Silas Wright Elected to the U.S. Senate.

"Well I want to know!" Uncle Peabody exclaimed. "That would make me forgit it if I was goin' to be hung. Go on and read what it says."

I read of the choosing of our friend for the seat made vacant by the resignation of William L. Marcy, who had been elected governor, and the part which most impressed us were these words from a letter of Mr.

Wright to Azariah Flagg of Albany, written when the former was asked to accept the place:

"I am too young and too poor for such an elevation. I have not had the experience in that great theater of politics to qualify me for a place so exalted and responsible. I prefer therefore the humbler position which I now occupy."

"That's his way," said Uncle Peabody. "They had hard work to convince him that he knew enough to be Surrogate."

"Big men have little conceit--ayes!" said Aunt Deel with a significant glance at me.

The candles had burned low and I was watching the shroud of one of them when there came a rap at the door. It was unusual for any one to come to our door in the evening and we were a bit startled.

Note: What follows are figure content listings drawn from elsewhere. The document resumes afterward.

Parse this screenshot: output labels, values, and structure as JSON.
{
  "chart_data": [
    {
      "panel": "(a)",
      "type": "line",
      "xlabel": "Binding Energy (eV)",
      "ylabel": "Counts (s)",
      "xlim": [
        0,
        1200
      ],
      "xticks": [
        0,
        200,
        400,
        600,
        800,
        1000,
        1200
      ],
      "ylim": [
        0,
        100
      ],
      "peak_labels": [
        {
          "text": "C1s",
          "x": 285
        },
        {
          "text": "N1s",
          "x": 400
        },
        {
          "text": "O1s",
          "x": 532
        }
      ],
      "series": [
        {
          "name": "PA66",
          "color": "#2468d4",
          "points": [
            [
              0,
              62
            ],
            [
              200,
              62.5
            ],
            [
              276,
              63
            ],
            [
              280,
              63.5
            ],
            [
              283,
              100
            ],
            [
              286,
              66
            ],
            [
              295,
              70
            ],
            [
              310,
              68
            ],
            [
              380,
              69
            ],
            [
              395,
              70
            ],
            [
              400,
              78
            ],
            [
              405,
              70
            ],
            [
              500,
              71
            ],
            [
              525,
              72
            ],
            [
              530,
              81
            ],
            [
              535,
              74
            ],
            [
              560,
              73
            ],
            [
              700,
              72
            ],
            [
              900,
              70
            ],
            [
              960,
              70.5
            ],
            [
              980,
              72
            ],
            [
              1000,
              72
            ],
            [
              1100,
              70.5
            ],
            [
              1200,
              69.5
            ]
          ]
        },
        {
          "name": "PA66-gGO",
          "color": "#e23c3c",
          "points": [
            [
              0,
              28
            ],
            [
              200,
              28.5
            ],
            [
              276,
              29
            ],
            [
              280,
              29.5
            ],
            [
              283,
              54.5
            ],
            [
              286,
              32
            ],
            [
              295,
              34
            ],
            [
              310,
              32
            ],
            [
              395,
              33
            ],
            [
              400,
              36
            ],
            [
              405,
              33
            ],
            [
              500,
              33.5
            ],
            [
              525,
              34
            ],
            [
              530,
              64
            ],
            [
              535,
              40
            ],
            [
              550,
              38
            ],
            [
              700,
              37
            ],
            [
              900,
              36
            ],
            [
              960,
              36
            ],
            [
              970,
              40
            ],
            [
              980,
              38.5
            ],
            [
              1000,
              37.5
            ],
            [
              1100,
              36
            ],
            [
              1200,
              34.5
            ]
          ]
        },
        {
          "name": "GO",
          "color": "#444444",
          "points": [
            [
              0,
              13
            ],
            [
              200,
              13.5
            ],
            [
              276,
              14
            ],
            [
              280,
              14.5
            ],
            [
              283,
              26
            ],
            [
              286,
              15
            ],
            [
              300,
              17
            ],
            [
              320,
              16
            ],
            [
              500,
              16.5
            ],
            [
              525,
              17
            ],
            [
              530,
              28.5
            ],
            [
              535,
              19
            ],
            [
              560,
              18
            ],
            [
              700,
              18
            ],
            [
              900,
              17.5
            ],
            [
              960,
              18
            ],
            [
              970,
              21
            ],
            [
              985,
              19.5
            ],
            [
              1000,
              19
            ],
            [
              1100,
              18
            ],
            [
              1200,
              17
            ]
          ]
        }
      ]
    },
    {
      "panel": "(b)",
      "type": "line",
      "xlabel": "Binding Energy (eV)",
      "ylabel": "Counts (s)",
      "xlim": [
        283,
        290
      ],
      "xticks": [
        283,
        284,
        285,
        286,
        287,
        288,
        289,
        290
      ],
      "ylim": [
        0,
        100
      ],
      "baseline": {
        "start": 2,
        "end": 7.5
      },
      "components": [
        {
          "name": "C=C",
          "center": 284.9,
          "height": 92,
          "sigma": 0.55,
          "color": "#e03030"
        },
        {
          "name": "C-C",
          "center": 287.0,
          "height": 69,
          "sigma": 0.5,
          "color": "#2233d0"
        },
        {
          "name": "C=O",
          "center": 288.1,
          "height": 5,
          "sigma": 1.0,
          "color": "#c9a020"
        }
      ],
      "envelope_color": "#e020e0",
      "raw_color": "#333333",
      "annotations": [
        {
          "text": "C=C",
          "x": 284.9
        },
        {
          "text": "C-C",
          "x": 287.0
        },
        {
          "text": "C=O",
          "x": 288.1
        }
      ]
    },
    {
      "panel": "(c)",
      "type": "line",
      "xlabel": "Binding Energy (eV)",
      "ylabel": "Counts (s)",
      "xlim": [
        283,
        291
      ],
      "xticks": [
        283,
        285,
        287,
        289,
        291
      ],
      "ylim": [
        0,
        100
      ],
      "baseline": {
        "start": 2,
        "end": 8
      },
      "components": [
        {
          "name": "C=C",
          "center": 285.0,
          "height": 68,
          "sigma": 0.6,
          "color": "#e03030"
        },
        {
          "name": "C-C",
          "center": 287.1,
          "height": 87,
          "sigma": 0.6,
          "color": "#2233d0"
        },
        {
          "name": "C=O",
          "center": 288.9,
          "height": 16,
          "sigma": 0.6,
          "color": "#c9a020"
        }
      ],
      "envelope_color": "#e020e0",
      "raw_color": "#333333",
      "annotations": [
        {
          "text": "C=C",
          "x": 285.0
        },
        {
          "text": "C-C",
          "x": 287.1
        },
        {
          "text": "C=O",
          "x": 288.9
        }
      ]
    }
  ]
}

Uncle Peabody opened it and old Kate entered without speaking and nodded to my aunt and uncle and sat down by the fire. Vividly I remembered the day of the fortune-telling. The same gentle smile lighted her face as she looked at me. She held up her hand with four fingers spread above it.

"Ayes," said Aunt Deel, "there are four perils."

My aunt rose and went into the but'ry while I sat staring at the ragged old woman. Her hair was white now and partly covered by a worn and faded bonnet. Forbidding as she was I did not miss the sweetness in her smile and her blue eyes when she looked at me. Aunt Deel came with a plate of doughnuts and bread and b.u.t.ter and head cheese and said in a voice full of pity:

"Poor ol' Kate--ayes! Here's somethin' for ye--ayes!"

She turned to, my uncle and said:

"Peabody Baynes, what'll we do--I'd like to know--ayes! She can't rove all night."

"I'll git some blankets an' make a bed for her, good 'nough for anybody, out in the hired man's room over the shed," said my uncle.

He brought the lantern--a little tower of perforated tin--and put a lighted candle inside of it. Then he beckoned to the stranger, who followed him out of the front door with the plate of food in her hands.

"Well I declare! It's a long time since she went up this road--ayes!"

said Aunt Deel, yawning as she resumed her chair.

"Who is ol' Kate?" I asked.

"Oh, just a poor ol' crazy woman--wanders all 'round--ayes!"

"What made her crazy?"

"Oh, I guess somebody misused and deceived her when she was young--ayes!

It's an awful wicked thing to do. Come, Bart--go right up to bed now.

It's high time--ayes!"

"I want to wait 'til Uncle Peabody comes back," said I.

"Why?"

"I--I'm afraid she'll do somethin' to him."

"Nonsense! Ol' Kate is just as harmless as a kitten. You take your candle and go right up to bed--this minute--ayes!"

I went up-stairs with the candle and undressed very slowly and thoughtfully while I listened for the footsteps of my uncle. I did not get into bed until I heard him come in and blow out his lantern and start up the stairway. As he undressed he told me how for many years the strange woman had been roving in the roads "up hill and down dale, thousands an' thousands o' miles," and never reaching the end of her journey.

In a moment we heard a low wail above the sound of the breeze that shook the leaves of the old "popple" tree above our roof.

"What's that?" I whispered.

"I guess it's ol' Kate ravin'," said Uncle Peabody.